Stein had Johnson run many of his routes out of bunch sets, which he often motioned into, making it difficult for Penn State to adjust its assignments and pass off coverage responsibilities. However, Stein recognized an even bigger formational advantage early in the game and it paid off later. Allen matched Oregon’s 11 personnel (one running back, one tight end, and three wide receivers) with nickel (five defensive backs). So, Stein split out his tight ends, either Kenyon Saddiq who caught two touchdowns, or Terrance Ferguson as the lone wide receiver, often to the short side of the field. That left a cornerback responsible and only two corners on the other side of the formation to account for Oregon’s three explosive receivers, Evan Stewart, Traeshaun Holden, and that’s right, Tez Johnson.
This touchdown, while it was a bit of a broken play on an RPO, is a perfect example. AJ Harris is one-on-one with Saddiq on the far side of the field, leaving Zakee Wheatley, 14 yards off the line of scrimmage, as the defender responsible for Johnson.
Stein had been exploiting this all game and it still worked deep into the third quarter with no adjustment from Allen. The first time he went to it was in the first quarter, which is the play that he got Johnson matched up on Carter. He may be the best defensive player in college football and a true athletic freak, but Carter has no business chasing Johnson in space. Stein cracked the code to this defense early, and Allen had no counterpunch.

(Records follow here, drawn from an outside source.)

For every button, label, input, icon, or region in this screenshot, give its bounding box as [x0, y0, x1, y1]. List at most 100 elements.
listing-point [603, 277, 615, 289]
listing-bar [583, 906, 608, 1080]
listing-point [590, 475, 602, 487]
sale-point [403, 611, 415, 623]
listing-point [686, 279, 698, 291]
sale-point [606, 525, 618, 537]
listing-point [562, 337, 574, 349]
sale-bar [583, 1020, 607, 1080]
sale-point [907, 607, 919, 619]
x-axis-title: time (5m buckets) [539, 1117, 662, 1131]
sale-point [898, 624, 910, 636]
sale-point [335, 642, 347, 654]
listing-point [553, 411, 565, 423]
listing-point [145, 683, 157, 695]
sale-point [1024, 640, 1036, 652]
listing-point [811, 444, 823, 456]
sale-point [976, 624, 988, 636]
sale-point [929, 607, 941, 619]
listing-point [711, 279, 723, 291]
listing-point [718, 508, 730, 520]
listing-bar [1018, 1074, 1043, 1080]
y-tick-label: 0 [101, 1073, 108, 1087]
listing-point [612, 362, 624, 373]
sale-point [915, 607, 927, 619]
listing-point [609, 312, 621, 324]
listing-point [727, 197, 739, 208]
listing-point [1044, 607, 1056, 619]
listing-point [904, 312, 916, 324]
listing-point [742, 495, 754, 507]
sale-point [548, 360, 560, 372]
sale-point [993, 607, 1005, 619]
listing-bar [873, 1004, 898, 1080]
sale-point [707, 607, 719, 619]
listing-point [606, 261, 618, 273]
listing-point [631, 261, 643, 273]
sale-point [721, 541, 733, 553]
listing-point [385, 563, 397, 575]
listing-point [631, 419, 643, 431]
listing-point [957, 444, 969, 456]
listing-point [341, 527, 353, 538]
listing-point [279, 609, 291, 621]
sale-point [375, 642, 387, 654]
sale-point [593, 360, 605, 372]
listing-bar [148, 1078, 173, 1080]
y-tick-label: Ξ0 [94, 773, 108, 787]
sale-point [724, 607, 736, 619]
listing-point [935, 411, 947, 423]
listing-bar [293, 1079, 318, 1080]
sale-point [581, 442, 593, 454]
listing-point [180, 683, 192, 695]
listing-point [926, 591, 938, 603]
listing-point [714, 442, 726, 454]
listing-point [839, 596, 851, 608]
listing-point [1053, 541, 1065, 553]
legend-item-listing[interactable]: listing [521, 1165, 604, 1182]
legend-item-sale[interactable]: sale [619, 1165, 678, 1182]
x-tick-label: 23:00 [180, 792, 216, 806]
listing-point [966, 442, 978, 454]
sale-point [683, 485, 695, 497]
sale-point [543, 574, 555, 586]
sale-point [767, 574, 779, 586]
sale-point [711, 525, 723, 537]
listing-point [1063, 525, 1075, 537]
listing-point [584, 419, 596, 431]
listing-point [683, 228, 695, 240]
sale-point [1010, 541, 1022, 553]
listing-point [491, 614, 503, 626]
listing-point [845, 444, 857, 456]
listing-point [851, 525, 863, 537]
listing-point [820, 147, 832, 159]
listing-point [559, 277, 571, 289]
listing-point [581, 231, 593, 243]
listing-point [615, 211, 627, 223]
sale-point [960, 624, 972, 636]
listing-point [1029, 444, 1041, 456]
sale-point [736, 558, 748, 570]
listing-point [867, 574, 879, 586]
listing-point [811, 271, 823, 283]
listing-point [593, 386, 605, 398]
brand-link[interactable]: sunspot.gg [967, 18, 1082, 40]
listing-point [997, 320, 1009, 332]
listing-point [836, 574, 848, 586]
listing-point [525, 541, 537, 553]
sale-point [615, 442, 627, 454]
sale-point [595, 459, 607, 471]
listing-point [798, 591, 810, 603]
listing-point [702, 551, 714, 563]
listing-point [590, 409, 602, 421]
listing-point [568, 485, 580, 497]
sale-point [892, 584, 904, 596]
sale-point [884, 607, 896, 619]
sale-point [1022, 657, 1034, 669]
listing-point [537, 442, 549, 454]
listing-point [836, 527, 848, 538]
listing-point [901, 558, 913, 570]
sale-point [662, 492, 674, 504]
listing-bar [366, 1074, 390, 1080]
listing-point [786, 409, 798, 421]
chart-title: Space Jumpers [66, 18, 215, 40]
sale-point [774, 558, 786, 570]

Oregon started the game running the ball right at Carter, who is a bit undersized for the defensive line. It took him well into their second drive of the game, but Allen eventually moved Carter around so he wasn’t as easy to target, and Oregon’s effectiveness waned. Maybe, Allen simply didn’t have the personnel to make more significant changes on the back end of his defense, which could account for his 48.6% blitz rate against a quarterback who has thrown the third-most touchdown passes and has the ninth-highest completion percentage against the blitz this season, or maybe he’s overmatched against the most innovative offensive play-callers in the sport. Maybe both things are true, but if Allen’s unit doesn’t start playing up to its talent level in the CFP, maybe it’s time for Franklin to admit his mistake and move on.
The Big Ten doesn't exactly provide a gaunlet of opposing offenses to navigate. Only six of Penn State's 13 opponents finished in the top 50 of college football in EPA/play, Ohio State (No. 3), Oregon (No. 10), USC (No. 27), Illinois (No. 39), Washington (No. 42) and Bowling Green (No. 48). And in those five games, they allowed 22.6 points per game, up from 11.1 against all other competition. Playing in the Big Ten with teams like Wisconsin, Purdue, and Maryland on the schedule has buoyed Allen's unit, but it could get exposed in the CFP.
Franklin's biggest goal last offseason was to bring life to his stagnant offense and to jumpstart Drew Allar's career. Kotelnicki accomplished both of those goals, but because of a drop-off against elite competition with Allen replacing Diaz, the defense could let Kotelnicki's group down and cost Franklin a national championship.